Gaye left the room, and Dave, having finished the rest of his root beer, crushed the can and launched it in a basketball shot toward the waste can on the far side of the room. It dropped in.

“Three points in any auditorium,” Dave said under his breath.

CHAPTER

24

New York

“Mr. Hampton, we just got a call from a woman in Grenada who wants to speak to you. She has been calling and Skyping all day, and she won’t stop until she gets you. She’s on your Skype now. She says she has some important information for you,” Julie said. Julie was a smart twenty-one-year-old intern who believed, sincerely, that her internship here would be a gateway to a television career of her own.

“I’m not sure working for me is going to get you anywhere,” Dave had told her back when she signed on. “As you will discover after you’ve been here awhile, I’m considered somewhat of a kook.”

“A kook with more viewers in your time slot than all the other cable networks combined,” Julie had replied.

“That’s true.”

“What’s the woman’s name?” Dave asked.

“What’s her name?” Julie asked into the phone. She nodded, then looked back at Dave. “She won’t give a name.”

“So I’m supposed to talk to any kook who comes in asking for me? Tell Jerry to send her away. That’s what we hired him for, isn’t it?”

“He can’t talk to her,” Julie said. “What? Tell him what? Are you crazy? I can’t tell him that.”

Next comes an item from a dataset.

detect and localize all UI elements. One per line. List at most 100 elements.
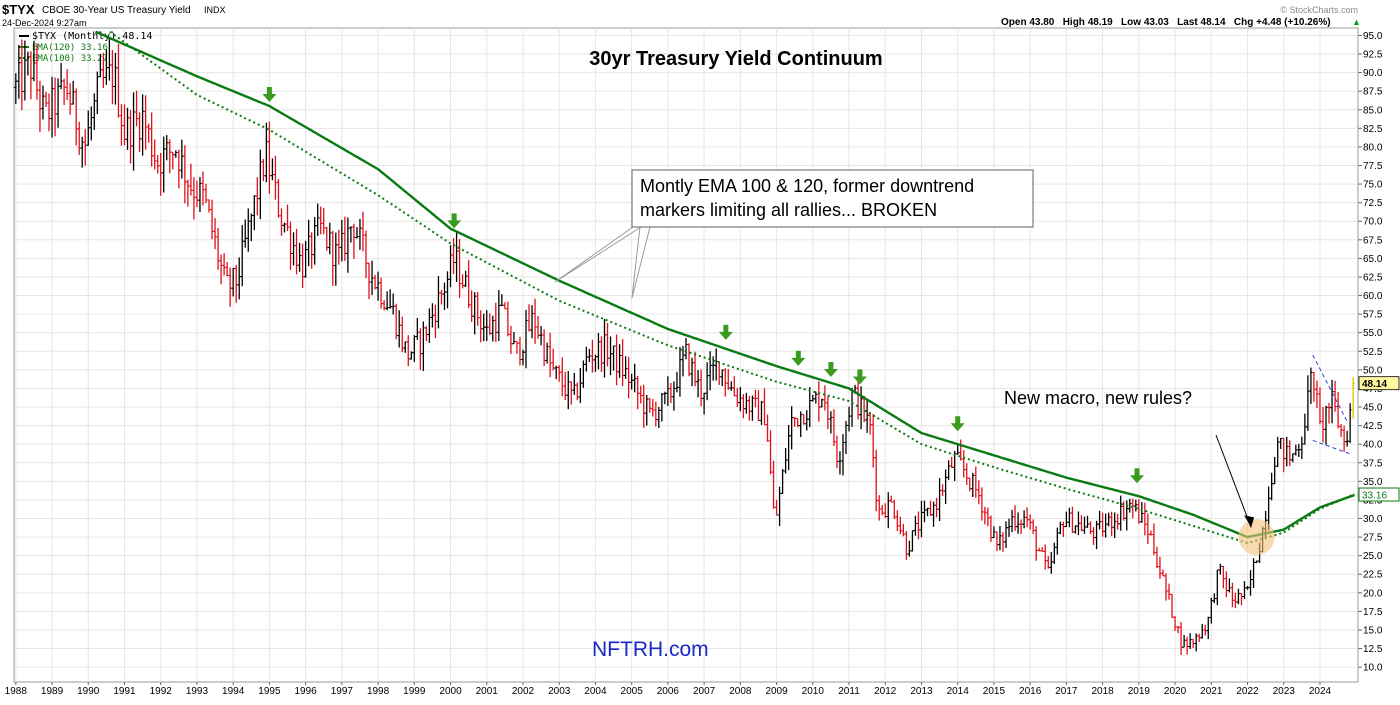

“Tell me what?” Dave asked. “Now you’ve got me curious.”

“It’s embarrassing.”

“Now you’ve really got me curious.”

“She says when you were fourteen, you had a—uh—” Julie blushed and stopped in midsentence.

“I had a what?”

“You lost your virginity to your mother’s friend.”

He turned redder than a radish, blushing as he was put firmly in his place. “My God! How could anyone know that?”

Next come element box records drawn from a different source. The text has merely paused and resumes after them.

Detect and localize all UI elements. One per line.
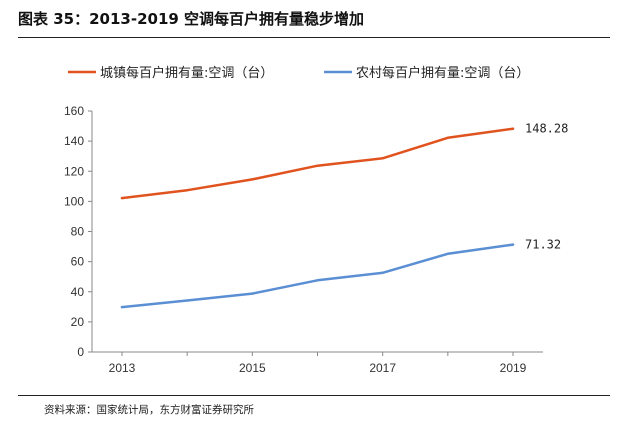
y-tick-label: 120 (64, 164, 84, 178)
title-divider (18, 37, 610, 38)
data-point (316, 164, 319, 167)
y-tick-label: 0 (77, 345, 84, 359)
y-tick-label: 60 (71, 255, 85, 269)
series-line-rural (120, 243, 515, 309)
y-tick-label: 140 (64, 134, 84, 148)
source-divider (18, 395, 610, 396)
x-tick-label: 2019 (500, 361, 527, 375)
data-point (511, 243, 515, 246)
data-point (511, 127, 515, 130)
data-point (446, 252, 450, 255)
data-labels: 148.28 71.32 (525, 122, 568, 252)
data-point (185, 189, 189, 192)
data-point (381, 271, 384, 274)
y-tick-label: 80 (71, 225, 85, 239)
x-tick-label: 2017 (369, 361, 396, 375)
x-tick-label: 2015 (239, 361, 266, 375)
data-point (120, 196, 124, 200)
y-axis-ticks: 0 20 40 60 80 100 120 140 160 (64, 104, 92, 359)
end-value-label: 71.32 (525, 238, 561, 252)
data-point (446, 136, 450, 140)
data-point (251, 292, 254, 295)
y-tick-label: 100 (64, 194, 84, 208)
legend: 城镇每百户拥有量:空调（台） 农村每百户拥有量:空调（台） (68, 65, 529, 81)
data-point (381, 157, 384, 160)
legend-label-rural: 农村每百户拥有量:空调（台） (356, 65, 529, 81)
series-line-urban (120, 127, 515, 200)
y-tick-label: 20 (71, 315, 85, 329)
line-chart: 城镇每百户拥有量:空调（台） 农村每百户拥有量:空调（台） 0 20 40 60 80 1… (64, 65, 568, 375)
data-point (185, 299, 189, 302)
y-tick-label: 160 (64, 104, 84, 118)
x-axis-ticks: 2013 2015 2017 2019 (109, 352, 527, 375)
end-value-label: 148.28 (525, 122, 568, 136)
source-note: 资料来源：国家统计局，东方财富证券研究所 (44, 404, 254, 416)
legend-label-urban: 城镇每百户拥有量:空调（台） (100, 65, 273, 81)
x-tick-label: 2013 (109, 361, 136, 375)
figure-title: 图表 35：2013-2019 空调每百户拥有量稳步增加 (18, 10, 365, 28)
data-point (316, 279, 319, 282)
y-tick-label: 40 (71, 285, 85, 299)
series-lines (120, 127, 515, 309)
data-point (251, 178, 254, 181)
data-point (120, 305, 124, 309)
axes (91, 111, 543, 353)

Julie laughed and quickly covered her mouth with her hand. “You mean you did? Your mother’s friend? She’s old!”

“She wasn’t always old, kid,” Dave said. “Tell Jerry to connect her.”

“Are you serious?”

Dave reached out for the phone.

“Jerry? Yes, this Dave Hampton. I’ll have Julie brief her over Skype. What does she look like?” Dave laughed. “Lena Horne? You old fart, how is Julie supposed to know what—? Never mind. I’ll tell her.”

Five minutes later Julie reported back to her boss that the older, regal-looking light-skinned woman was very much for real. Dave said, “Thank you, Julie,” and he switched on his desktop.

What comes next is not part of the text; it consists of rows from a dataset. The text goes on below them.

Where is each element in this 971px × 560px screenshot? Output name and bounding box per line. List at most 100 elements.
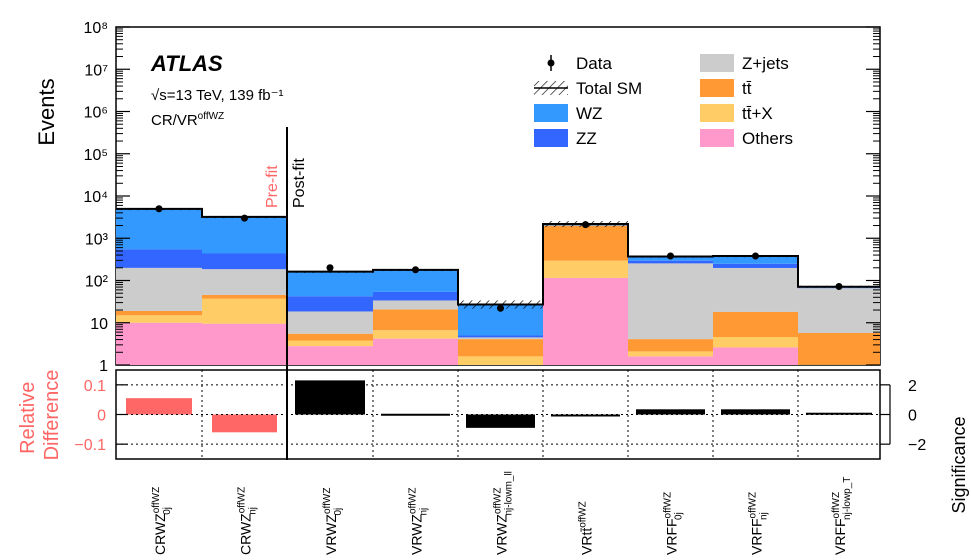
bar-zz-2	[287, 296, 373, 312]
legend-label-zjets: Z+jets	[742, 54, 789, 73]
bar-zjets-0	[116, 267, 202, 311]
data-point-0	[155, 205, 163, 213]
bar-tt-5	[543, 225, 628, 261]
region-label: CR/VRoffWZ	[151, 111, 224, 129]
category-label-4: VRWZoffWZnj-lowm_ll	[493, 471, 515, 555]
bar-zz-0	[116, 249, 202, 268]
relative-difference-bar-0	[126, 398, 192, 415]
bar-others-0	[116, 322, 202, 365]
data-point-7	[752, 252, 759, 260]
bar-others-5	[543, 277, 628, 365]
y-tick-label-5: 10⁵	[84, 147, 108, 164]
prefit-label: Pre-fit	[264, 165, 281, 208]
significance-bar-8	[806, 412, 872, 415]
bar-zjets-1	[202, 269, 287, 295]
significance-bar-4	[466, 414, 535, 428]
bar-zz-6	[628, 260, 713, 264]
bar-wz-0	[116, 208, 202, 250]
legend-data-marker	[547, 59, 555, 67]
bar-ttx-5	[543, 260, 628, 278]
energy-lumi-label: √s=13 TeV, 139 fb⁻¹	[151, 87, 284, 104]
y-tick-label-6: 10⁶	[84, 105, 108, 122]
significance-label: Significance	[949, 416, 969, 513]
bar-zjets-7	[713, 267, 798, 312]
postfit-label: Post-fit	[291, 158, 308, 208]
bar-others-1	[202, 323, 287, 365]
y-tick-label-3: 10³	[85, 231, 109, 248]
y-axis-label: Events	[34, 78, 59, 145]
category-label-3: VRWZoffWZnj	[408, 488, 430, 555]
main-panel: 1 10 10² 10³ 10⁴ 10⁵ 10⁶ 10⁷ 10⁸ Pre-fit Post-fi…	[34, 20, 881, 460]
ratio-left-tick-label-0: 0.1	[84, 378, 106, 395]
bar-wz-7	[713, 256, 798, 264]
bar-ttx-7	[713, 336, 798, 348]
legend-label-tt: tt̄	[742, 79, 752, 98]
y-tick-label-7: 10⁷	[84, 62, 108, 79]
bar-zz-3	[373, 291, 458, 301]
ratio-axes: 0.1 0 −0.1 2 0 −2	[74, 370, 926, 459]
y-tick-label-4: 10⁴	[83, 189, 108, 206]
bar-tt-7	[713, 311, 798, 337]
bar-zjets-4	[458, 337, 543, 340]
category-label-1: CRWZoffWZnj	[237, 487, 259, 555]
y-tick-label-2: 10²	[85, 274, 109, 291]
data-point-5	[582, 221, 589, 229]
atlas-label: ATLAS	[150, 51, 223, 76]
bar-ttx-3	[373, 330, 458, 339]
total-sm-line	[116, 207, 880, 306]
category-label-6: VRFFoffWZ0j	[663, 492, 685, 555]
significance-bar-5	[551, 414, 620, 417]
ratio-panel: 0.1 0 −0.1 2 0 −2 Relative Difference Signifi…	[17, 369, 969, 514]
category-label-8: VRFFoffWZnj-lowp_T	[831, 477, 853, 555]
significance-tick-label-0: 2	[908, 378, 917, 395]
category-label-5: VRtt̄offWZ	[578, 501, 595, 555]
significance-bar-3	[381, 413, 450, 416]
bar-tt-2	[287, 333, 373, 341]
legend-label-wz: WZ	[576, 104, 602, 123]
legend-swatch-wz	[534, 104, 568, 122]
data-point-6	[667, 252, 674, 260]
legend-swatch-zz	[534, 129, 568, 147]
y-tick-label-1: 10	[90, 316, 108, 333]
legend-swatch-others	[700, 129, 734, 147]
bar-zz-4	[458, 335, 543, 338]
stacked-bars	[116, 208, 880, 365]
bar-zjets-8	[798, 288, 880, 333]
bar-others-3	[373, 338, 458, 365]
bar-wz-1	[202, 216, 287, 254]
y-tick-label-8: 10⁸	[83, 20, 108, 37]
legend-swatch-tt	[700, 79, 734, 97]
bar-others-2	[287, 346, 373, 365]
legend-label-totalsm: Total SM	[576, 79, 642, 98]
data-point-8	[835, 283, 843, 291]
bar-tt-8	[798, 333, 880, 365]
category-label-2: VRWZoffWZ0j	[322, 488, 344, 555]
data-point-4	[497, 304, 504, 312]
category-labels: CRWZoffWZ0j CRWZoffWZnj VRWZoffWZ0j VRWZoff…	[151, 471, 853, 555]
legend-label-others: Others	[742, 129, 793, 148]
bar-tt-0	[116, 310, 202, 316]
ratio-bars	[126, 380, 872, 433]
legend-swatch-ttx	[700, 104, 734, 122]
y-tick-label-0: 1	[99, 358, 108, 375]
bar-ttx-2	[287, 340, 373, 347]
data-points	[155, 205, 843, 312]
bar-zjets-2	[287, 311, 373, 334]
bar-tt-1	[202, 294, 287, 299]
bar-tt-4	[458, 339, 543, 357]
bar-zjets-3	[373, 300, 458, 310]
bar-ttx-4	[458, 356, 543, 365]
category-label-0: CRWZoffWZ0j	[151, 487, 173, 555]
bar-others-7	[713, 347, 798, 365]
relative-difference-label: Relative Difference	[17, 370, 63, 461]
bar-wz-3	[373, 269, 458, 292]
legend: Data Total SM WZ ZZ Z+jets tt̄ tt̄+X Others	[534, 54, 793, 148]
significance-tick-label-1: 0	[908, 408, 917, 425]
data-point-2	[326, 264, 334, 272]
ratio-left-tick-label-1: 0	[97, 408, 106, 425]
ratio-left-tick-label-2: −0.1	[74, 437, 106, 454]
significance-bar-7	[721, 409, 790, 415]
bar-zz-7	[713, 263, 798, 268]
bar-ttx-6	[628, 351, 713, 357]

“I can stay here if you need me for anything.”

“Thank you, Julie,” Dave repeated, and he took Julie by the arm, then escorted her out of his office.

“Good evening,” Dave said, half looking at his computer screen and multitasking by reading some papers on his desk and punching in a text message on his handheld mobile phone. “I didn’t get your name.”

“My name is Patricia Rose Greenidge, but everybody calls me Mama G.” Her voice was soft, melodic, and had a strong Caribbean accent.

“Mama G?
You
are Mama G? I’ve heard of you, your radio broadcasts, your webcasts.”

“I’m flattered.”

“Why didn’t you just tell Jerry your name?”

“My name doesn’t always open doors.”

Dave chuckled. “I must confess, Mama, you came up with one hell of a way of opening this door. How did you know that? How could you possibly have known it? I was so embarrassed, I never told a soul. Not my best friend, and certainly not my mother.”

“My guides told me. They tell me all sorts of stuff when necessary. And that was necessary for me to know to get through to you. They also revealed to me that dark forces are descending upon us. And you know this, too.”